Julie Orringer (JO): Aside from his incredibly heroic story, he was also a person with a very complicated personal life. He was kicked out of boarding school. He went to Harvard but was expelled for putting a For Sale sign on the dean’s lawn (laughing). He was a very smart and highly-motivated person; intellectually curious. And it was well documented that he had relationships with men. I wanted to further explore what it must have been like for someone to be gay or bisexual in the 30’s and 40’s; to have that sense of outsiderhood and how that might have affected his choices.
SFS: Have you received — or do you anticipate to receive — any backlash or letters from family members, close friends?

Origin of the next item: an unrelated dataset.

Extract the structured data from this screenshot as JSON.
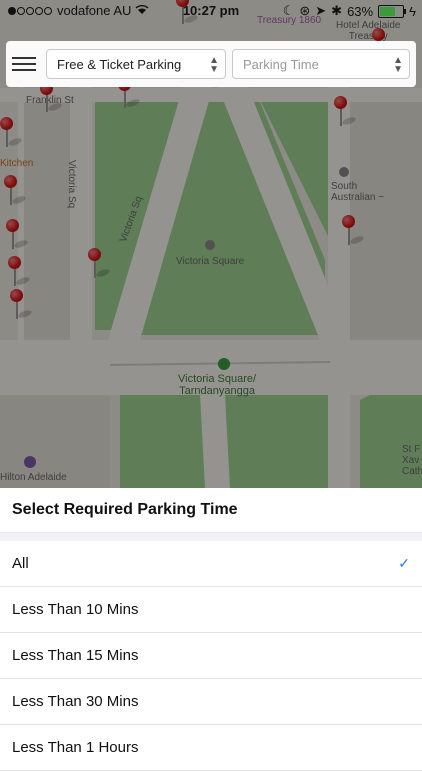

JO: Not yet! The book is out in May so there hasn’t been time for that yet… I did work with his son, James Fry, who was the copyright holder for the [letters and documentation] at Columbia University’s library… I really wanted to understand Varian Fry from the inside out; to do my best research as a writer and artist and to illuminate Fry’s story in the best way I could.
SFS: So was it intimidating to start this project?
JO: Yes. I felt I had two responsibilities; firstly, to present the facts, and secondly to reflect these facts and to be able to fictionalize them in a way that would be true to Fry’s story.
SFS: How does writing a historical novel compare with a straight fictional work — do the parameters of truth feel like a hindrance or a help?
JO: It was helpful in the sense that I knew what the structure of the book must be: covering the thirteen months Fry spent in Marseille. So the scaffolding of the book was there. The challenge was how to find ways to incorporate the narrative of Fry’s sexuality within that structure in a way that made sense.
SFS: What is your connection with Michael Chabon and why is he such a good fit to have this conversation around your new book?
JO: I’ve always had a deep admiration for how Michael Chabon incorporates history into his fiction. Michael and I met at a reading years ago and ended up becoming good friends; his wife and I became friends… my husband and I are both writers and we’re parents; Michael and Ayelet are kind of like familial mentors. And I remember specifically one summer… asking him if I was allowed to write a novel about a person whose life has been so clearly documented. Essentially he told me that there should be no barrier to my writing and the book — that I should look for what fiction could illuminate that documented history could not, and to feel total freedom in the writing.
And with that “permission” as she called it, Julie Orringer started her powerful, captivating new novel, The Flight Portfolio. It’s out May 7th from Penguin Random House.
Julie Orringer in conversation with Michael Chabon
Tuesday, May 14 at 7pm at JCCSF, Fisher Family Hall, 3200 California Street, in San Francisco
The event is made possible by a partnership with LitQuake.